6/3/2026

Nine days from the SoFi Stadium opener, the USMNT's Group D road is now visible from end to end. The United States meets Paraguay on Friday, June 12, at SoFi Stadium in Inglewood; travels to Lumen Field in Seattle on Friday, June 19, against Australia; then returns to SoFi on Thursday, June 25, against Turkey. Two of the three group matches sit inside the Los Angeles area, with one cross-country leg up the Pacific coast in between, per Sky Sports.
The fresh hook is logistical and tactical at once. The Coca-Cola Send-Off Match against Germany at Soldier Field in Chicago on June 6 closes camp, per U.S. Soccer, and the staff still has until 24 hours before kickoff against Paraguay to swap a player from the 55-man provisional pool. Manager Mauricio Pochettino confirmed via Yahoo Sports that center back Chris Richards is rehabbing an ankle injury at the national training center near Atlanta, with the coach noting that asking assistant Jesús Pérez for an update yields, repeatedly, "Wait, wait, wait."
For the road to 2026, this matters because the round of 32 is new to the World Cup. Seeding math moves with every result, and under the 48-team format, finishing first in Group D versus second changes bracket geography all the way through the early knockout rounds. Readers who internalized the 32-team bracket need to recalibrate what topping a group actually buys, and how a single drawn match in California reshuffles the path into July. The USMNT's World Cup 2026 page tracks that math match by match.
Paraguay returns to a World Cup after sixteen years, having last appeared in 2010 when they reached the quarterfinals, per DAZN. The CONMEBOL qualifying run was built on pragmatism, and Sky Sports lists the United States at FIFA's world ranking 16 and Paraguay at 40. Brighton midfielder Diego Gómez anchors Paraguay's engine room, the kind of profile that punishes turnovers in transition.
Pochettino built his 26-man squad around defensive volume. CBS Sports detailed three goalkeepers, ten defenders, six midfielders and seven forwards, with veteran Tim Ream praising the back-three look as a "stroke of genius" for the depth it preserves. The shape suggests Pochettino will accept lower possession against a side comfortable behind the ball and trust the front line, led by Christian Pulisic per DAZN, to break a settled defense at home.
For viewers tracking the broadcast window, kickoff is 9 p.m. ET, the Friday-night slot that pulls a Pacific-time prime audience to the network feed, per U.S. Soccer. The full Group D schedule on the Cap26 hub mirrors the official release.

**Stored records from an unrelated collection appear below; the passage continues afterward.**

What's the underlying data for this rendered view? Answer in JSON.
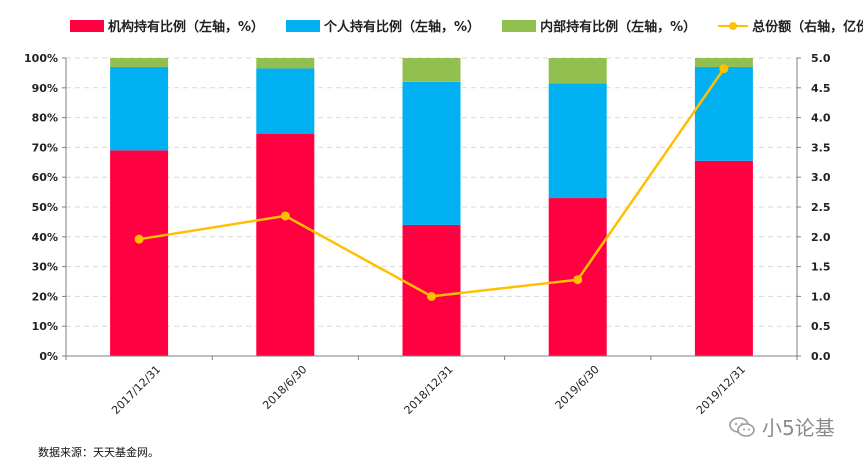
{
  "legend": {
    "institution": "机构持有比例（左轴，%）",
    "individual": "个人持有比例（左轴，%）",
    "insider": "内部持有比例（左轴，%）",
    "total": "总份额（右轴，亿份）"
  },
  "colors": {
    "institution": "#FF0040",
    "individual": "#00B0F0",
    "insider": "#92C050",
    "total": "#FFC000",
    "grid": "#d9d9d9",
    "axis": "#7f7f7f"
  },
  "chart_data": {
    "type": "bar",
    "stacked": true,
    "categories": [
      "2017/12/31",
      "2018/6/30",
      "2018/12/31",
      "2019/6/30",
      "2019/12/31"
    ],
    "series": [
      {
        "name": "机构持有比例（左轴，%）",
        "values": [
          69,
          74.5,
          44,
          53,
          65.5
        ]
      },
      {
        "name": "个人持有比例（左轴，%）",
        "values": [
          28,
          22,
          48,
          38.5,
          31.5
        ]
      },
      {
        "name": "内部持有比例（左轴，%）",
        "values": [
          3,
          3.5,
          8,
          8.5,
          3
        ]
      }
    ],
    "line_series": {
      "name": "总份额（右轴，亿份）",
      "values": [
        1.96,
        2.35,
        1.0,
        1.28,
        4.82
      ]
    },
    "yleft": {
      "min": 0,
      "max": 100,
      "ticks": [
        "0%",
        "10%",
        "20%",
        "30%",
        "40%",
        "50%",
        "60%",
        "70%",
        "80%",
        "90%",
        "100%"
      ]
    },
    "yright": {
      "min": 0,
      "max": 5,
      "ticks": [
        "0.0",
        "0.5",
        "1.0",
        "1.5",
        "2.0",
        "2.5",
        "3.0",
        "3.5",
        "4.0",
        "4.5",
        "5.0"
      ]
    }
  },
  "footer": {
    "source": "数据来源：天天基金网。"
  },
  "watermark": {
    "text": "小5论基",
    "icon": "wechat-icon"
  }
}
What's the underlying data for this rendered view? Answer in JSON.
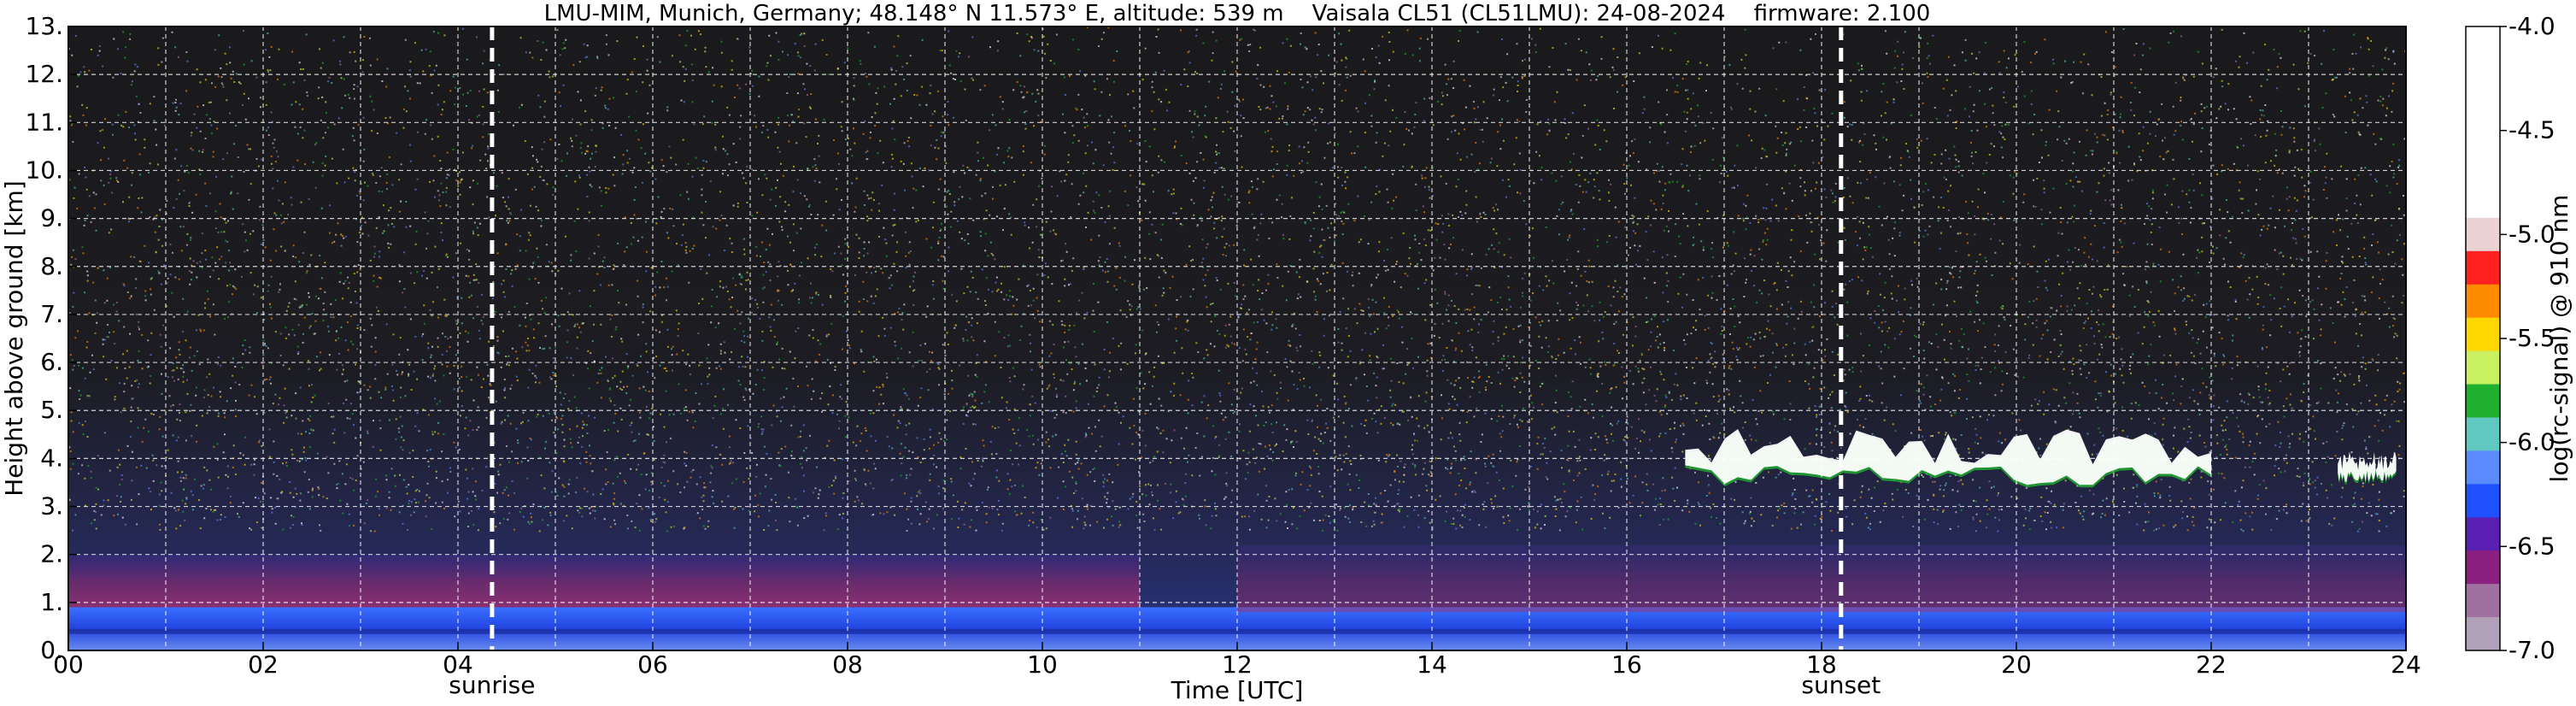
{
  "chart_data": {
    "type": "heatmap",
    "title": "LMU-MIM, Munich, Germany; 48.148° N 11.573° E, altitude: 539 m    Vaisala CL51 (CL51LMU): 24-08-2024    firmware: 2.100",
    "xlabel": "Time [UTC]",
    "ylabel": "Height above ground [km]",
    "xlim": [
      0,
      24
    ],
    "ylim": [
      0,
      13
    ],
    "x_ticks": [
      "00",
      "02",
      "04",
      "06",
      "08",
      "10",
      "12",
      "14",
      "16",
      "18",
      "20",
      "22",
      "24"
    ],
    "y_ticks": [
      "0.",
      "1.",
      "2.",
      "3.",
      "4.",
      "5.",
      "6.",
      "7.",
      "8.",
      "9.",
      "10.",
      "11.",
      "12.",
      "13."
    ],
    "grid": true,
    "colorbar": {
      "label": "log(rc-signal) @ 910 nm",
      "range": [
        -7.0,
        -4.0
      ],
      "ticks": [
        "-4.0",
        "-4.5",
        "-5.0",
        "-5.5",
        "-6.0",
        "-6.5",
        "-7.0"
      ],
      "colors": [
        "#ffffff",
        "#ecd2d2",
        "#ff2020",
        "#ff8c00",
        "#ffd700",
        "#c8f060",
        "#20b030",
        "#60c8c0",
        "#5a8cff",
        "#1e50ff",
        "#5a20b4",
        "#8c2080",
        "#a070a0",
        "#b0a0b8"
      ]
    },
    "markers": [
      {
        "label": "sunrise",
        "x": 4.35
      },
      {
        "label": "sunset",
        "x": 18.2
      }
    ],
    "layers": [
      {
        "feature": "surface aerosol layer",
        "x": [
          0,
          24
        ],
        "height_km": [
          0,
          0.9
        ],
        "level": -6.4
      },
      {
        "feature": "residual layer",
        "x": [
          0,
          11
        ],
        "height_km": [
          0.9,
          2.0
        ],
        "level": -6.7
      },
      {
        "feature": "boundary layer top",
        "x": [
          12,
          24
        ],
        "height_km": [
          0.8,
          2.2
        ],
        "level": -6.7
      },
      {
        "feature": "cloud layer",
        "x": [
          16.6,
          22
        ],
        "height_km": [
          3.3,
          5.0
        ],
        "level": -4.0
      },
      {
        "feature": "cloud patch",
        "x": [
          23.3,
          23.9
        ],
        "height_km": [
          3.4,
          4.4
        ],
        "level": -4.0
      }
    ],
    "background_noise": {
      "height_km": [
        2.5,
        13
      ],
      "level": -6.9
    }
  }
}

The Australia fixture on June 19 at Lumen Field shifts the test from possession-killers to a side that reached the round of 16 in Qatar four years ago, per DAZN. The Socceroos remain captained by goalkeeper Mathew Ryan of Levante, a figure whose distribution sets the tempo for a counterattacking team. A 3 p.m. ET kickoff plants the match in afternoon East Coast traffic, with prime broadcast pull for streaming services.
The matchday-two reading is straightforward. If the United States holds three points from the Paraguay opener, the Seattle leg becomes a control exercise; if not, it becomes a must-win that flips Pochettino's selection back toward two strikers and three midfielders, leaning on the seven forwards in the squad. The host venues guide details Lumen Field's capacity and pitch profile.

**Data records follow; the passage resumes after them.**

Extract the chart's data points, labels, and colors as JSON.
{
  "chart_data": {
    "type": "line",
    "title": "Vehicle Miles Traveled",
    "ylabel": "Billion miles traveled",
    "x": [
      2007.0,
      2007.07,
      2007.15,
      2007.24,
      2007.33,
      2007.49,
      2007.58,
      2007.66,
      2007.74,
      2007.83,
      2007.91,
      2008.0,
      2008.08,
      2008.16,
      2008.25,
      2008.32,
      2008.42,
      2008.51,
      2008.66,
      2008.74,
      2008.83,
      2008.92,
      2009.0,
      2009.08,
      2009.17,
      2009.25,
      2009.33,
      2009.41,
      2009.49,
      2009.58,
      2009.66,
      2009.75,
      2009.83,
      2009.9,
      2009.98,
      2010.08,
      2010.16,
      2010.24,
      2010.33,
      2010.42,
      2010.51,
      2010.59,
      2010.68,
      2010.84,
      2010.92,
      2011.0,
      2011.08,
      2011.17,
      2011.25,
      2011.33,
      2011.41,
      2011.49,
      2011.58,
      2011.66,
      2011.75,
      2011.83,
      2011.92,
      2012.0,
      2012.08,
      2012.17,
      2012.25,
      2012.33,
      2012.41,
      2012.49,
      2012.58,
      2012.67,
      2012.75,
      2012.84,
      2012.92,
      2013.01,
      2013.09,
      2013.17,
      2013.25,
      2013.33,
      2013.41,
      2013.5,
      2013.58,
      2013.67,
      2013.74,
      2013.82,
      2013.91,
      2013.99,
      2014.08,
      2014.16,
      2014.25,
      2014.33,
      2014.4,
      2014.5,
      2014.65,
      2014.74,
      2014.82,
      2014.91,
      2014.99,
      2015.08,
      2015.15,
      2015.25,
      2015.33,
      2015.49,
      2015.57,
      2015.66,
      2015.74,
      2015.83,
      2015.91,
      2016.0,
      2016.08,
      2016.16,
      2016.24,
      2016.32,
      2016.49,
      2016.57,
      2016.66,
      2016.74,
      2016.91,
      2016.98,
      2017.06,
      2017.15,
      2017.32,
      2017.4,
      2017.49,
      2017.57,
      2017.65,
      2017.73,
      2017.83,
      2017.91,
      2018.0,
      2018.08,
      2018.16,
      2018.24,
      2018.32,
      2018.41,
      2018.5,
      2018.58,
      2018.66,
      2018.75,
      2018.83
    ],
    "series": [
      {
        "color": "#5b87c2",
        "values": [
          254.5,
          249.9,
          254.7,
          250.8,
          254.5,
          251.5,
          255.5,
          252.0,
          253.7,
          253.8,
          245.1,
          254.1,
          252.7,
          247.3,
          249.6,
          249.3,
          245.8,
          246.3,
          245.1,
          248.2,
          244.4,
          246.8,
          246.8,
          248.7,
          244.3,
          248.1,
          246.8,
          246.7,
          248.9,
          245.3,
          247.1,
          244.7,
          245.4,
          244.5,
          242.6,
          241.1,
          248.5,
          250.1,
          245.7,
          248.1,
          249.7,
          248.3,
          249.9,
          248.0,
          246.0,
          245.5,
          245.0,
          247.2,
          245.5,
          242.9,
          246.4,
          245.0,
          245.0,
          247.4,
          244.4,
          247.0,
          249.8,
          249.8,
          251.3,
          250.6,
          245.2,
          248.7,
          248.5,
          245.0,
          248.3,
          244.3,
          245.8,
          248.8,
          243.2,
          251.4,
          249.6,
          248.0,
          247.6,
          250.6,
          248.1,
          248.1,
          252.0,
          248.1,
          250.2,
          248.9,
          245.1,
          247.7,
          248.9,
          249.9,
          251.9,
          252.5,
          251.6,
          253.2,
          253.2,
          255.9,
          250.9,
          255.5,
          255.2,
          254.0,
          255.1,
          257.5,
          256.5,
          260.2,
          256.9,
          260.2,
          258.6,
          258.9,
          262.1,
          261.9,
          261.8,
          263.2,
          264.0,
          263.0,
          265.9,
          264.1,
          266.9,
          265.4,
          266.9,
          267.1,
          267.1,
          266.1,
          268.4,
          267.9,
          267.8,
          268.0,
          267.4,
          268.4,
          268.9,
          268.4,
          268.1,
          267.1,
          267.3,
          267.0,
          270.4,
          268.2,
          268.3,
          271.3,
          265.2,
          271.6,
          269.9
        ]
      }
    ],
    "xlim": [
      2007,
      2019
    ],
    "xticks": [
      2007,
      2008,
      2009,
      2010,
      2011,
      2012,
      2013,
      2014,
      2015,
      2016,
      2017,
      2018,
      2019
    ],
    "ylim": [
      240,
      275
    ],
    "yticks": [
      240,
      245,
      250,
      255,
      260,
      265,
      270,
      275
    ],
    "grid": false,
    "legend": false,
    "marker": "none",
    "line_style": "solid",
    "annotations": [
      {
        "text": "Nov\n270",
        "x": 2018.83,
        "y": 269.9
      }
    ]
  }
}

Turkey close the group at SoFi on Thursday, June 25, at 10 p.m. ET, the same evening Paraguay meets Australia at Levi's Stadium in Santa Clara, per DAZN. Turkey returns to the World Cup for the first time since 2002, when the side finished third, qualifying via playoff wins over Romania and Kosovo. Twenty-one-year-old Real Madrid forward Arda Güler is the headline talent, and the simultaneous kickoffs mean group standings can swing inside ninety minutes.
U.S. Soccer confirmed the squad on May 26, with the FIFA lock-in due the Monday before the opener, per Yahoo Sports. Pochettino said in announcing the squad: "We are confident this is the best group of 26 players to help us achieve success at the World Cup." The streaming and broadcast economics will follow the storyline; a top-two finish in Group D delivers the round of 32 path most viewers expect, while a third-place finish puts the side in a deeper math problem that the new format quietly invites.